Ступая босыми ногами по холодному полу, я добралась до двери и выглянула в коридор. Пламя свечи дрогнуло, должно быть от сквозняка, и едва совсем не пропало – мне пришлось загородить его рукой. И в этот момент я заметила легкую белую тень, мелькнувшую в конце коридора и тотчас скрывшуюся за углом.

Меня буквально парализовало на месте: долю секунды я решала, вернуться ли мне к себе или пойти посмотреть? Быть может, это просто кто-то из родственников Натали? А быть может, это и на детский плач прольет свет.

Медленно, чтобы не погасла свеча, я прошла по коридору и заглянула за угол. Каково же было мое удивление, когда здесь я никого не увидела – маленький закуток за углом кончался глухой стеной, почти полностью занятой картиной. Рядом только софа с забытой кем-то газетой и большой фикус в кадке.

Растерянно я подошла к софе, взяла газету, после чего подняла взгляд на картину.

Это был портрет. Сидящей на софе была изображена дама средних лет с кошкой на коленях. Женщина имела темные волосы, черные брови вразлет и суровый взгляд, от которого мне как будто стало зябко. Я утомленно покачала головой, думая, что нужно все-таки пойти к себе и попытаться уснуть, но в этот момент кто-то легонько тронул меня за плечо – я вздрогнула и едва не уронила подсвечник.

– Ох… Господи, Натали… со мною чуть удар не случился! – Это была всего лишь моя подруга, неслышно подошедшая сзади.

– Прости, Лидушка, не хотела тебя напугать.

Лидушка… меня даже передернуло. Вот уже этот синдром «русскости» передался и Натали. Но я решила этого не заметить:

– Ничего. Просто я увидела, как кто-то – должно быть, это была ты – прошел по коридору, и решила посмотреть.

– Я не проходила здесь… – смотрела на меня круглыми глазами Натали. – Я только что вышла из своей комнаты, потому что… тебе не показалось, что где-то на этаже как будто плачет ребенок?

Так.
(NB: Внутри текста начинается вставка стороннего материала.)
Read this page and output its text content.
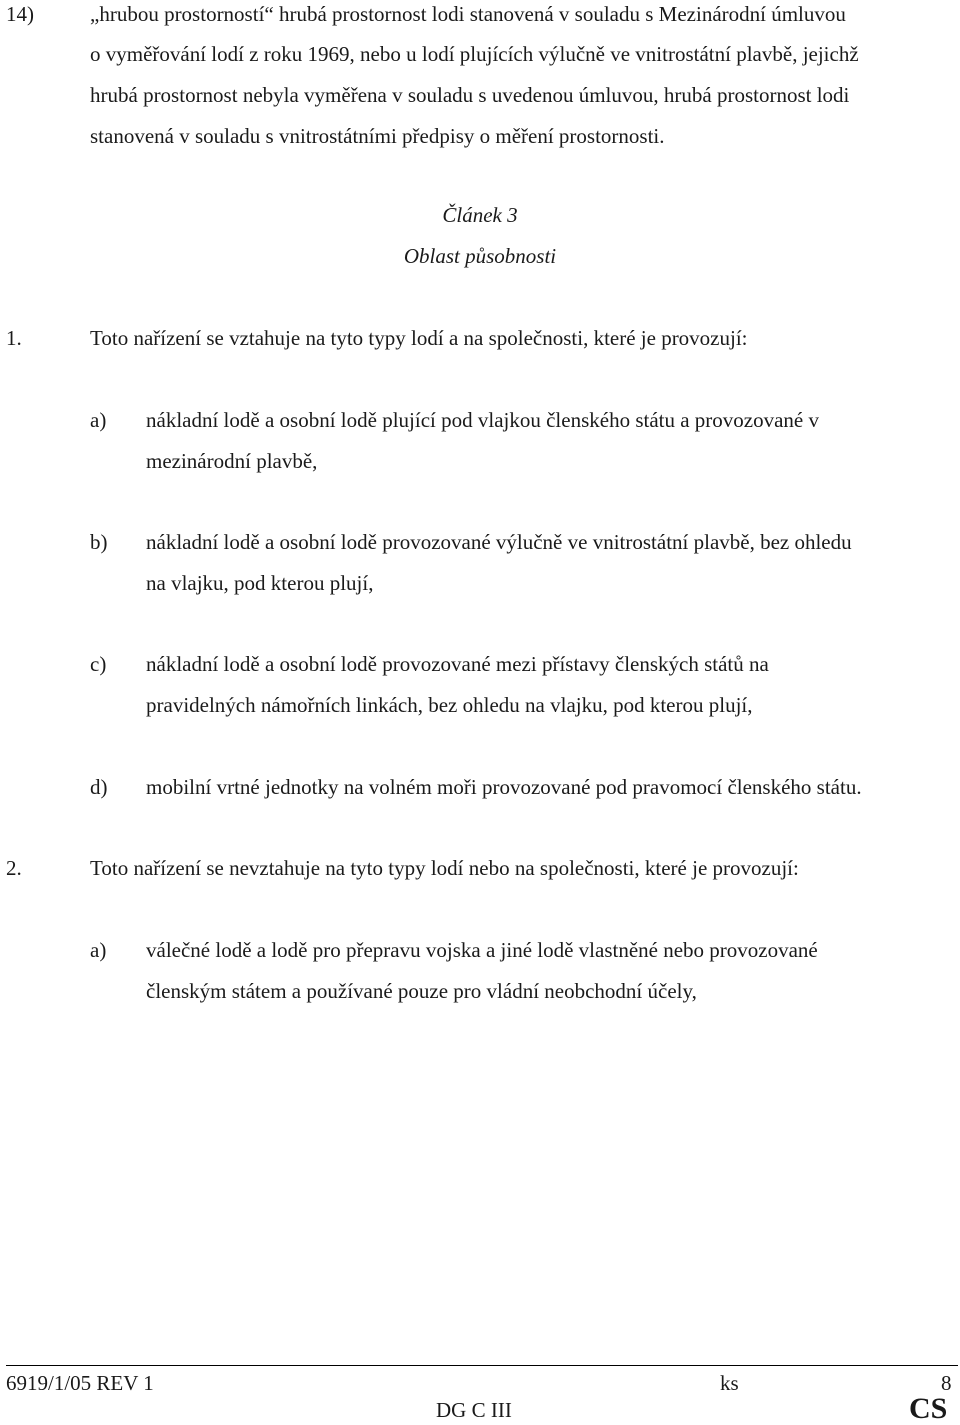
14)	„hrubou prostorností“ hrubá prostornost lodi stanovená v souladu s Mezinárodní úmluvou
o vyměřování lodí z roku 1969, nebo u lodí plujících výlučně ve vnitrostátní plavbě, jejichž
hrubá prostornost nebyla vyměřena v souladu s uvedenou úmluvou, hrubá prostornost lodi
stanovená v souladu s vnitrostátními předpisy o měření prostornosti.
Článek 3
Oblast působnosti
1.	Toto nařízení se vztahuje na tyto typy lodí a na společnosti, které je provozují:
a) nákladní lodě a osobní lodě plující pod vlajkou členského státu a provozované v
mezinárodní plavbě,
b) nákladní lodě a osobní lodě provozované výlučně ve vnitrostátní plavbě, bez ohledu
na vlajku, pod kterou plují,
c) nákladní lodě a osobní lodě provozované mezi přístavy členských států na
pravidelných námořních linkách, bez ohledu na vlajku, pod kterou plují,
d) mobilní vrtné jednotky na volném moři provozované pod pravomocí členského státu.
2.	Toto nařízení se nevztahuje na tyto typy lodí nebo na společnosti, které je provozují:
a) válečné lodě a lodě pro přepravu vojska a jiné lodě vlastněné nebo provozované
členským státem a používané pouze pro vládní neobchodní účely,
6919/1/05 REV 1	ks	8
DG C III	CS
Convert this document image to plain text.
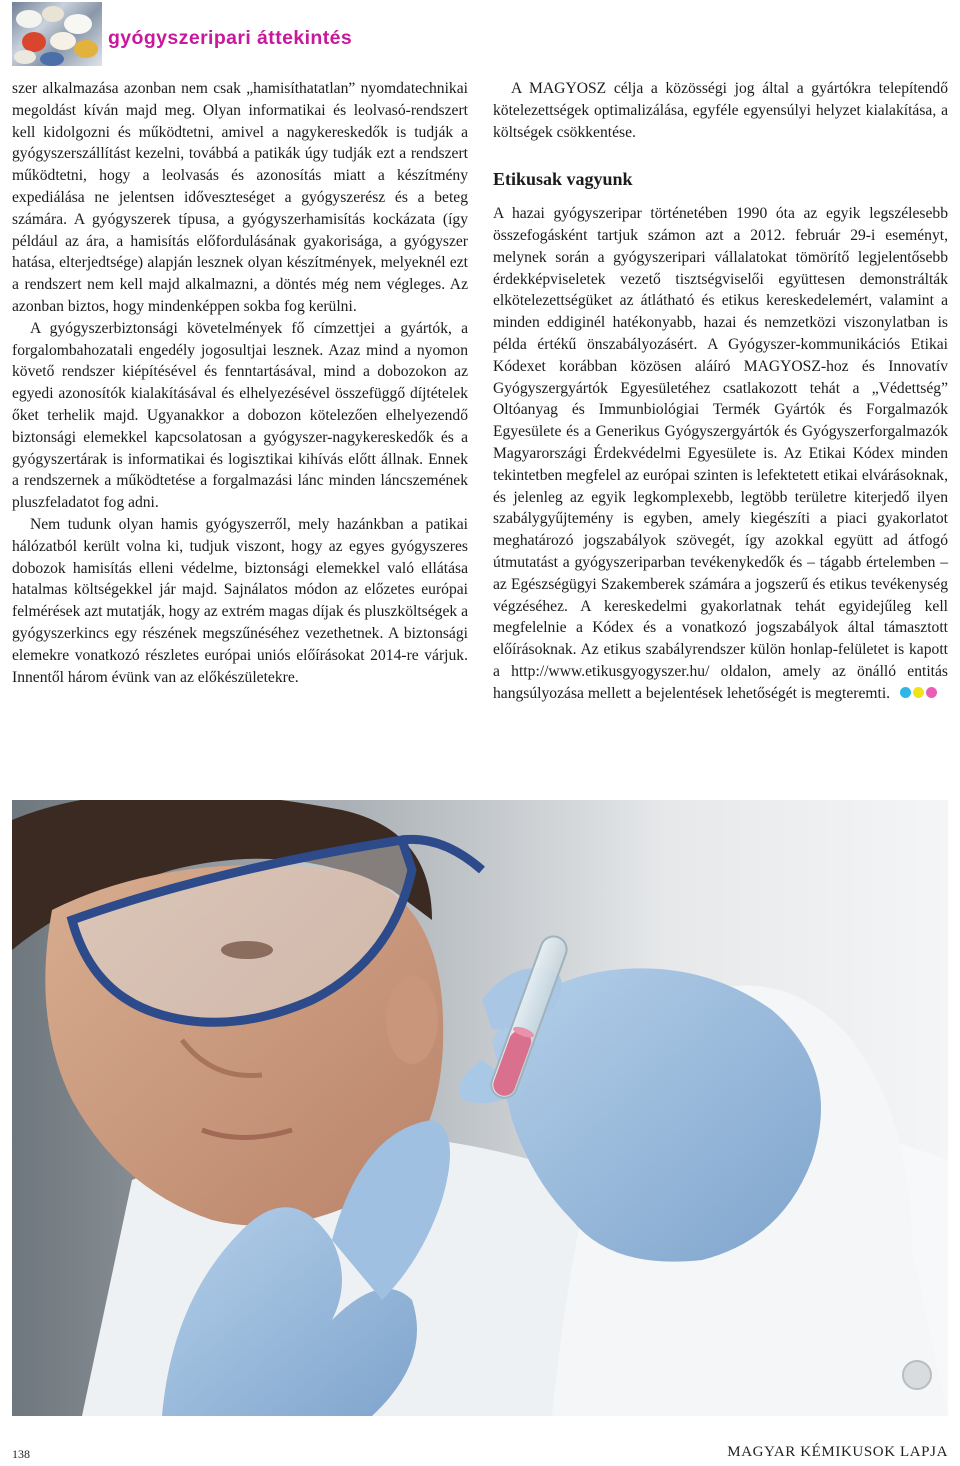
gyógyszeripari áttekintés

szer alkalmazása azonban nem csak „hamisíthatatlan” nyomdatechnikai megoldást kíván majd meg. Olyan informatikai és leolvasó-rendszert kell kidolgozni és működtetni, amivel a nagykereskedők is tudják a gyógyszerszállítást kezelni, továbbá a patikák úgy tudják ezt a rendszert működtetni, hogy a leolvasás és azonosítás miatt a készítmény expediálása ne jelentsen időveszteséget a gyógyszerész és a beteg számára. A gyógyszerek típusa, a gyógyszerhamisítás kockázata (így például az ára, a hamisítás előfordulásának gyakorisága, a gyógyszer hatása, elterjedtsége) alapján lesznek olyan készítmények, melyeknél ezt a rendszert nem kell majd alkalmazni, a döntés még nem végleges. Az azonban biztos, hogy mindenképpen sokba fog kerülni.

A gyógyszerbiztonsági követelmények fő címzettjei a gyártók, a forgalombahozatali engedély jogosultjai lesznek. Azaz mind a nyomon követő rendszer kiépítésével és fenntartásával, mind a dobozokon az egyedi azonosítók kialakításával és elhelyezésével összefüggő díjtételek őket terhelik majd. Ugyanakkor a dobozon kötelezően elhelyezendő biztonsági elemekkel kapcsolatosan a gyógyszer-nagykereskedők és a gyógyszertárak is informatikai és logisztikai kihívás előtt állnak. Ennek a rendszernek a működtetése a forgalmazási lánc minden láncszemének pluszfeladatot fog adni.

Nem tudunk olyan hamis gyógyszerről, mely hazánkban a patikai hálózatból került volna ki, tudjuk viszont, hogy az egyes gyógyszeres dobozok hamisítás elleni védelme, biztonsági elemekkel való ellátása hatalmas költségekkel jár majd. Sajnálatos módon az előzetes európai felmérések azt mutatják, hogy az extrém magas díjak és pluszköltségek a gyógyszerkincs egy részének megszűnéséhez vezethetnek. A biztonsági elemekre vonatkozó részletes európai uniós előírásokat 2014-re várjuk. Innentől három évünk van az előkészületekre.

A MAGYOSZ célja a közösségi jog által a gyártókra telepítendő kötelezettségek optimalizálása, egyféle egyensúlyi helyzet kialakítása, a költségek csökkentése.

Etikusak vagyunk

A hazai gyógyszeripar történetében 1990 óta az egyik legszélesebb összefogásként tartjuk számon azt a 2012. február 29-i eseményt, melynek során a gyógyszeripari vállalatokat tömörítő legjelentősebb érdekképviseletek vezető tisztségviselői együttesen demonstrálták elkötelezettségüket az átlátható és etikus kereskedelemért, valamint a minden eddiginél hatékonyabb, hazai és nemzetközi viszonylatban is példa értékű önszabályozásért. A Gyógyszer-kommunikációs Etikai Kódexet korábban közösen aláíró MAGYOSZ-hoz és Innovatív Gyógyszergyártók Egyesületéhez csatlakozott tehát a „Védettség” Oltóanyag és Immunbiológiai Termék Gyártók és Forgalmazók Egyesülete és a Generikus Gyógyszergyártók és Gyógyszerforgalmazók Magyarországi Érdekvédelmi Egyesülete is. Az Etikai Kódex minden tekintetben megfelel az európai szinten is lefektetett etikai elvárásoknak, és jelenleg az egyik legkomplexebb, legtöbb területre kiterjedő ilyen szabálygyűjtemény is egyben, amely kiegészíti a piaci gyakorlatot meghatározó jogszabályok szövegét, így azokkal együtt ad átfogó útmutatást a gyógyszeriparban tevékenykedők és – tágabb értelemben – az Egészségügyi Szakemberek számára a jogszerű és etikus tevékenység végzéséhez. A kereskedelmi gyakorlatnak tehát egyidejűleg kell megfelelnie a Kódex és a vonatkozó jogszabályok által támasztott előírásoknak. Az etikus szabályrendszer külön honlap-felületet is kapott a http://www.etikusgyogyszer.hu/ oldalon, amely az önálló entitás hangsúlyozása mellett a bejelentések lehetőségét is megteremti.

138	MAGYAR KÉMIKUSOK LAPJA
Значит, мне не померещилось. Я улыбнулась и постаралась ответить как можно спокойнее:

– Должно быть, это младенец одной из горничных.
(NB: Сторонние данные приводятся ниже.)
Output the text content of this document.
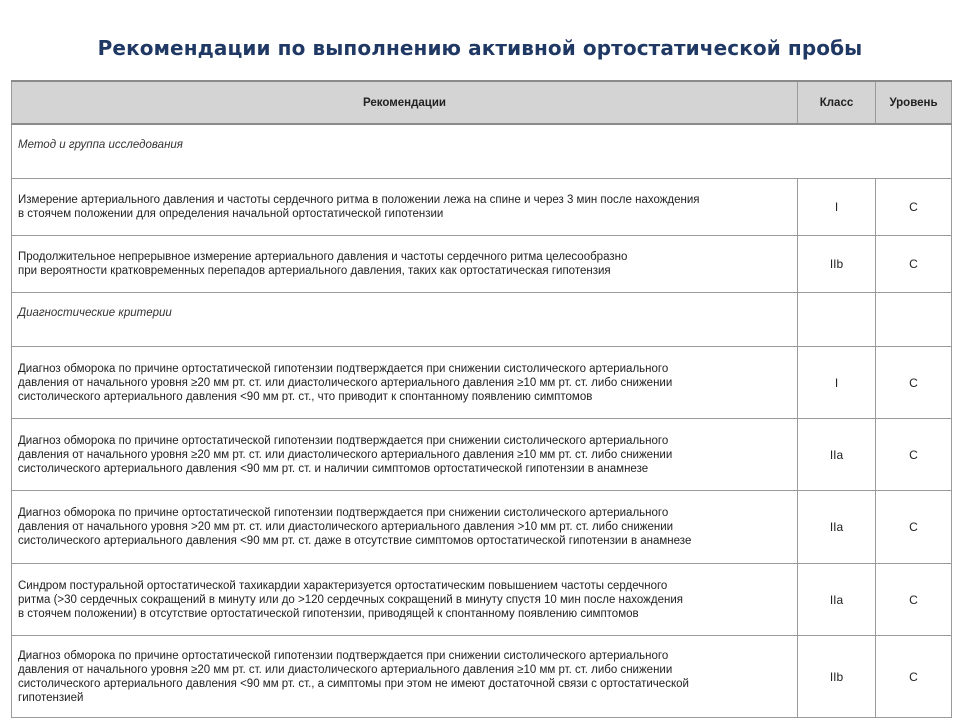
Рекомендации по выполнению активной ортостатической пробы
Рекомендации	Класс	Уровень
Метод и группа исследования		

Измерение артериального давления и частоты сердечного ритма в положении лежа на спине и через 3 мин после нахождения
в стоячем положении для определения начальной ортостатической гипотензии	I	C

Продолжительное непрерывное измерение артериального давления и частоты сердечного ритма целесообразно
при вероятности кратковременных перепадов артериального давления, таких как ортостатическая гипотензия	IIb	C
Диагностические критерии		

Диагноз обморока по причине ортостатической гипотензии подтверждается при снижении систолического артериального
давления от начального уровня ≥20 мм рт. ст. или диастолического артериального давления ≥10 мм рт. ст. либо снижении
систолического артериального давления <90 мм рт. ст., что приводит к спонтанному появлению симптомов	I	C

Диагноз обморока по причине ортостатической гипотензии подтверждается при снижении систолического артериального
давления от начального уровня ≥20 мм рт. ст. или диастолического артериального давления ≥10 мм рт. ст. либо снижении
систолического артериального давления <90 мм рт. ст. и наличии симптомов ортостатической гипотензии в анамнезе	IIa	C

Диагноз обморока по причине ортостатической гипотензии подтверждается при снижении систолического артериального
давления от начального уровня >20 мм рт. ст. или диастолического артериального давления >10 мм рт. ст. либо снижении
систолического артериального давления <90 мм рт. ст. даже в отсутствие симптомов ортостатической гипотензии в анамнезе	IIa	C

Синдром постуральной ортостатической тахикардии характеризуется ортостатическим повышением частоты сердечного
ритма (>30 сердечных сокращений в минуту или до >120 сердечных сокращений в минуту спустя 10 мин после нахождения
в стоячем положении) в отсутствие ортостатической гипотензии, приводящей к спонтанному появлению симптомов	IIa	C

Диагноз обморока по причине ортостатической гипотензии подтверждается при снижении систолического артериального
давления от начального уровня ≥20 мм рт. ст. или диастолического артериального давления ≥10 мм рт. ст. либо снижении
систолического артериального давления <90 мм рт. ст., а симптомы при этом не имеют достаточной связи с ортостатической
гипотензией	IIb	C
– Комнаты горничных ниже, здесь только господские спальни, – хмурясь, отозвалась моя подруга.

– Да, но в полной тишине звуки вполне могут доноситься и с первого этажа, – с улыбкой ответила я как можно спокойней и рассудительней.

Дело в том, что моя подруга была очень впечатлительной девушкой, склонной верить и безумно бояться всякого рода потусторонних явлений.

Однажды кто-то из наших подруг рассказал историю, выдуманную наверняка на ходу, – будто на заре становления Смольного здесь воспитывалась некая княжна, которую разлучили с ее женихом, и бедняжка, не снеся горя, выбросилась из окна столовой, разбившись насмерть. Якобы ее неупокоенный дух до сих пор бродит по нашей столовой, а по ночам оттуда даже доносится девичий плач. Эту историю рассказали при Натали три года назад, а она до сих пор бледнеет, когда видит, что в столовой что-то лежит не на привычных местах. А уж о том, чтобы пройтись мимо ее дверей в неурочный час, и речи идти не может.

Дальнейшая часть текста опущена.